By Jameson Case | Monday, March 30, 2015
Gundersen Health System enjoys a well-deserved reputation for being at the forefront of important changes in health care, including patient- and family-centered care. As a member of IHI’s Leadership Alliance, CEO Jeff Thompson (pictured below, left) and Legislative Policy Analyst Brian Vamstad (pictured below, right) offer some reflections on Gundersen’s work in light of the Leadership Alliance vision that’s now been laid out in a March 26, 2015, Online First Viewpoint published in the Journal of the American Medical Association (JAMA). 

ThompsonVamstad

“To improve is to change; to be perfect is to change often.” 
 Winston Churchill


Gundersen Health System’s involvement in IHI’s Leadership Alliance is a natural fit. Innovative systems and organizations from across the country have come together to collaborate by exchanging ideas, experiences, and knowledge with a commitment to continuously improve and transform the health care delivery system  to do what’s right for patients and the communities we serve. The inaugural Online First JAMA Viewpoint, “Change From the Inside Out,” drawing on the vision and thinking of the Leadership Alliance, sets out the Alliance’s principles and goals for continuous improvement. Participating in the IHI Leadership Alliance will help organizations like Gundersen get better faster and continue working to achieve the Triple Aim  better care, better health, at lower cost.  

Gundersen Health System demonstrates that it is possible to face challenges, embrace change, and make progress toward the goals and principles outlined in the IHI Leadership Alliance’s inaugural piece. Our comprehensive, interdisciplinary advance care planning program changed the way care is designed to ensure that patients’ wishes and goals regarding end-of-life care are honored; it is a model for the nation, now used throughout the world. Our change and improvement efforts are guided by “What matters to you?”  one of many important questions our providers and staff ask patients and their families every day, creating a partnership to achieve better outcomes and better care.


Through our Envision® program, we achieved energy independence  the first health system in the country to do so  by investing in efficiency, renewable energy, and reduced fossil fuel consumption. Gundersen refused to accept that sustainability is an “either/or” choice. We reduced waste, developed community partnerships, and insisted upon programs and initiatives that improved environmental conditions for our patients and lowered our costs, while also investing in and supporting the local economy. 

Our “500 Club” partnership with local businesses, convenience stores, schools, and restaurants offers a menu of local, healthy food choices throughout communities in western Wisconsin. The culture of our organization has pushed boundaries in transforming care outside the walls of the health system.

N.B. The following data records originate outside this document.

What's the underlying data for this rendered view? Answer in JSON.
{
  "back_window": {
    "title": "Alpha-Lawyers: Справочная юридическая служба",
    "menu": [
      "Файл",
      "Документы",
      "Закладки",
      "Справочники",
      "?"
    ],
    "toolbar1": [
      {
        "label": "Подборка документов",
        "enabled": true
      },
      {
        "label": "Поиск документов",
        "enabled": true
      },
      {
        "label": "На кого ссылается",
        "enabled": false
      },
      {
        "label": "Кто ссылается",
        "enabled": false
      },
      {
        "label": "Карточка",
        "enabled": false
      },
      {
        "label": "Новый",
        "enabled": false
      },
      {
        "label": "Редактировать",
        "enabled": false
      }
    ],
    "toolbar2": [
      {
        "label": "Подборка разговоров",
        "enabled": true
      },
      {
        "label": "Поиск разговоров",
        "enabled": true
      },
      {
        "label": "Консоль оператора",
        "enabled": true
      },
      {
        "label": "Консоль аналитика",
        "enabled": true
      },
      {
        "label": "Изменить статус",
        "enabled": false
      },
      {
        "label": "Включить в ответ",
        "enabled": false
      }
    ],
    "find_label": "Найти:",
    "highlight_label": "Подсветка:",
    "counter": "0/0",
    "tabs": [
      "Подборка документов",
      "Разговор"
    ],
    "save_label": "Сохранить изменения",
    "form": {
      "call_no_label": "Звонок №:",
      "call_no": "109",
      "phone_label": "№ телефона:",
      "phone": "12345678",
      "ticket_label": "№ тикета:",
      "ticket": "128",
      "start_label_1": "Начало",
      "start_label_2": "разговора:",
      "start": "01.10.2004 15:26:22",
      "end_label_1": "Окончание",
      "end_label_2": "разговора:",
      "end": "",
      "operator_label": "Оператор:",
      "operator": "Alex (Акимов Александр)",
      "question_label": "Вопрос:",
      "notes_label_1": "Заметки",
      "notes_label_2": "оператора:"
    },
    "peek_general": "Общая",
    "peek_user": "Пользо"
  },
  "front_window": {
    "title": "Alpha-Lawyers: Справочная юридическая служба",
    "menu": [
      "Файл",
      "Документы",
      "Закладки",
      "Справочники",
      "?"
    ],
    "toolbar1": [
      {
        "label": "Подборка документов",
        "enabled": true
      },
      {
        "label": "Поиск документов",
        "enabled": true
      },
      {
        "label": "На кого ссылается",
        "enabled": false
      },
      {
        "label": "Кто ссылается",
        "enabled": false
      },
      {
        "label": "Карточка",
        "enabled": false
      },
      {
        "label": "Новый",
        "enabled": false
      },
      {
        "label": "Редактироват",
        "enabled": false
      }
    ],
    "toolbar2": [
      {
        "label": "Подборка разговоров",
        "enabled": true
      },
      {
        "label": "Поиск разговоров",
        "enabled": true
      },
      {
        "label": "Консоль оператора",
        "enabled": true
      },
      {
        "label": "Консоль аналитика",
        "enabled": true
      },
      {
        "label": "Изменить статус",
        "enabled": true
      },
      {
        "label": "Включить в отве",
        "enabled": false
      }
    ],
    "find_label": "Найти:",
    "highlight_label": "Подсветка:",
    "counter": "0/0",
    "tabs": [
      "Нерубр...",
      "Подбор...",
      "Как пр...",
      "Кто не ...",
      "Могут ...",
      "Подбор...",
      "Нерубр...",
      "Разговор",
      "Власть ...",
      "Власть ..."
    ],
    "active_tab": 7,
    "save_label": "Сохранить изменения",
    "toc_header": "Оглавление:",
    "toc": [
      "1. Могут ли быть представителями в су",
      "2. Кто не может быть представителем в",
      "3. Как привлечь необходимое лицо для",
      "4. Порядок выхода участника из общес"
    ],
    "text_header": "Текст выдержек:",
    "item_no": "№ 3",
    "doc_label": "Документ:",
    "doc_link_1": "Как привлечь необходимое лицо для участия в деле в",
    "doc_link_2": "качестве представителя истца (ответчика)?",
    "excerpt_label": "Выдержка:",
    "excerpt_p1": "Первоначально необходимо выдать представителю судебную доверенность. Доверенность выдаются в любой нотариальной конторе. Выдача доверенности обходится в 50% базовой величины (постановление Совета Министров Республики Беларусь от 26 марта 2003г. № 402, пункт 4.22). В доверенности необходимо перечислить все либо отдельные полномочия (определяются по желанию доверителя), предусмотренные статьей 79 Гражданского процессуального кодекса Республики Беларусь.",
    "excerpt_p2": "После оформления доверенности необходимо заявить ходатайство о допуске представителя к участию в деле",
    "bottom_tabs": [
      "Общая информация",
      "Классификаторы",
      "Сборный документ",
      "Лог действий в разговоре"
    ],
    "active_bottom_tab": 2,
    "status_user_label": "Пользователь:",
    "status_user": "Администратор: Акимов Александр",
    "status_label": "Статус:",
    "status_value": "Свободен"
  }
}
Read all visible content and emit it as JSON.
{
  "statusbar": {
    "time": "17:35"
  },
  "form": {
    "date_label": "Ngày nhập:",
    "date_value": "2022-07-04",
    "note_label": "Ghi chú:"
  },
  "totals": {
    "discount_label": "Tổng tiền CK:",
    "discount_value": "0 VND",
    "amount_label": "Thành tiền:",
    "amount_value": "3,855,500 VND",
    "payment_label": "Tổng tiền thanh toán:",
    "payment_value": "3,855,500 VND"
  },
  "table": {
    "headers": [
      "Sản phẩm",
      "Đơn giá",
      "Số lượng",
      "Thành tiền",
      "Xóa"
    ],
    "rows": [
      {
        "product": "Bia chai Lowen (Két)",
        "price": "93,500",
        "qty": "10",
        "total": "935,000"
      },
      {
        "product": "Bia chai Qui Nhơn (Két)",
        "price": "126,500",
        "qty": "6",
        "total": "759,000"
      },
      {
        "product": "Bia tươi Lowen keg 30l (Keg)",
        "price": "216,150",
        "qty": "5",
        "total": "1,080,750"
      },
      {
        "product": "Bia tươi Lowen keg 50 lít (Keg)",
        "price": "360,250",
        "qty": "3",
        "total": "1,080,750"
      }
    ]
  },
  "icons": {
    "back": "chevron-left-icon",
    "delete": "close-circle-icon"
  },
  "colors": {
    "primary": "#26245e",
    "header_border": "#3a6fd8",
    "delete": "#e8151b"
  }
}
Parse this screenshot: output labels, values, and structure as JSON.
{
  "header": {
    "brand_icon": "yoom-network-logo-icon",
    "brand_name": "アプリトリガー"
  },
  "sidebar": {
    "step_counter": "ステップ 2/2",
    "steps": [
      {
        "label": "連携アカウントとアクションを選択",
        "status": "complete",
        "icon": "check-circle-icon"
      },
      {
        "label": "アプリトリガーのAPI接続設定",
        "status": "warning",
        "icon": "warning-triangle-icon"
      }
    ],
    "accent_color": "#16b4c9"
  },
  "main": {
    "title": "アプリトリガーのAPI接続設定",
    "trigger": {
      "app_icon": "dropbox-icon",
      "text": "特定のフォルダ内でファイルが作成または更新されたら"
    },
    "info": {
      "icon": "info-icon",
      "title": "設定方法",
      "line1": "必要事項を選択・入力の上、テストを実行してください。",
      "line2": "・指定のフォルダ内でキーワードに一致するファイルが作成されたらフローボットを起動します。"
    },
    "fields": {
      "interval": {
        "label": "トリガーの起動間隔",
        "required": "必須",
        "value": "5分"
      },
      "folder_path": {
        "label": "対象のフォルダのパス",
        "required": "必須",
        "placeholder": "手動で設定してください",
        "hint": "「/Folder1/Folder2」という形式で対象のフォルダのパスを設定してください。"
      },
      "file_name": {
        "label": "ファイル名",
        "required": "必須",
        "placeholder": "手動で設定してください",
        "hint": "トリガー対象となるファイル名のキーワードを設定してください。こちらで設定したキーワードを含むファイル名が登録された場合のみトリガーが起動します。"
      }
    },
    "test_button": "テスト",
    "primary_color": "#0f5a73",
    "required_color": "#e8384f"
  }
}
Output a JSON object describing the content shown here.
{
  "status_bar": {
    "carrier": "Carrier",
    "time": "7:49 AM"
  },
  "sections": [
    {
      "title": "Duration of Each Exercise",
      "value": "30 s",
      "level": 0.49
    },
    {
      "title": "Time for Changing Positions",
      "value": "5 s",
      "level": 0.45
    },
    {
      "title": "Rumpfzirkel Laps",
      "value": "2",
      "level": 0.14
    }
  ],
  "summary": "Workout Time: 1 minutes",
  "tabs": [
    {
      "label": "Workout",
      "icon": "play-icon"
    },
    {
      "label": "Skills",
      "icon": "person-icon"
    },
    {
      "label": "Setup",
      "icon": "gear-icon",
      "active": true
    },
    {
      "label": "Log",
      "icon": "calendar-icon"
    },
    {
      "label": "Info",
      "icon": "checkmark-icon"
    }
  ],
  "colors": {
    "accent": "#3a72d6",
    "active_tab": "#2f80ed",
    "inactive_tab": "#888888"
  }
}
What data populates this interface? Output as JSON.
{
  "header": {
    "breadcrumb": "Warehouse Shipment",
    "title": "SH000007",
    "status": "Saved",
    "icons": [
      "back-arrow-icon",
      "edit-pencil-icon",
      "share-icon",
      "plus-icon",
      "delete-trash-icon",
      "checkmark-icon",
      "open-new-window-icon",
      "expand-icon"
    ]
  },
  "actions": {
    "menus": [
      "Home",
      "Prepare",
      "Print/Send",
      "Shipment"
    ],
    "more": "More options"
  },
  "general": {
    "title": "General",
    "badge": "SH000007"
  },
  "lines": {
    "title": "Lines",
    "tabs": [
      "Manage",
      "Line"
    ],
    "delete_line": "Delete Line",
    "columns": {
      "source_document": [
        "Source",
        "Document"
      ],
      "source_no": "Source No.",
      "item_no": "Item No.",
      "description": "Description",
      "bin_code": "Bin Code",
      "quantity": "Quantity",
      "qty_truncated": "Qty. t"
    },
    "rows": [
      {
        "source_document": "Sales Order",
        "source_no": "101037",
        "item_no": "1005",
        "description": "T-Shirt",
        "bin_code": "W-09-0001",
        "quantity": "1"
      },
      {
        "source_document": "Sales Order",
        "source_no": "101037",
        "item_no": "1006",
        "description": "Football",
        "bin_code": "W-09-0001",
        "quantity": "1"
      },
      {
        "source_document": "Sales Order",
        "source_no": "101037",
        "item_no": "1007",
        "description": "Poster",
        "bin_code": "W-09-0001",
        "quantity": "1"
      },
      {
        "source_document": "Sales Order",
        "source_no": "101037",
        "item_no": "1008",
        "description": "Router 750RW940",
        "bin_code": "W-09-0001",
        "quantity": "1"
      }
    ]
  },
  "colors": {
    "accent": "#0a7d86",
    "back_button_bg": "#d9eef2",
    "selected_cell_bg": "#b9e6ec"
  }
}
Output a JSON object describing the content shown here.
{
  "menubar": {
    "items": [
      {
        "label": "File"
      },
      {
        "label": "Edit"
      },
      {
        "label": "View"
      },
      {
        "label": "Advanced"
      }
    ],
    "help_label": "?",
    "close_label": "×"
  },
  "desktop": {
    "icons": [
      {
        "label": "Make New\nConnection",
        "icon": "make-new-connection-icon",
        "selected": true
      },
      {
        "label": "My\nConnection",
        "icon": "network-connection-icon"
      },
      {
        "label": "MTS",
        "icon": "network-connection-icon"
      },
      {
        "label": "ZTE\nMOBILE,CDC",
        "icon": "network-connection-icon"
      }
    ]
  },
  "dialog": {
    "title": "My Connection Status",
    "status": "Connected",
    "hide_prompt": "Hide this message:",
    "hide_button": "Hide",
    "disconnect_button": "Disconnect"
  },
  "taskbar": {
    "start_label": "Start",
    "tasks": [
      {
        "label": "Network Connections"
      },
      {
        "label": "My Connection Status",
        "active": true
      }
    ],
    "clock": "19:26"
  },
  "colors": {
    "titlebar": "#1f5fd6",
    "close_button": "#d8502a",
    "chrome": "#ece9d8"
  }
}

Our initiatives demonstrate that it is possible to make progress toward the principles illustrated in “Change From the Inside Out.” However, our efforts to improve population health and lower cost are not aligned with how government pays us for services. But we cannot wait for government to fix the health care system or wait for what happens with the Affordable Care Act. There is no doubt that policy making has a critical role in transforming the delivery system from volume to value  to reward and incentivize efficiency and quality. Despite this, we as health care leaders must continue to drive forward towards the Triple Aim and be willing to break down traditional barriers of health care to improve the health and well-being of the communities we serve.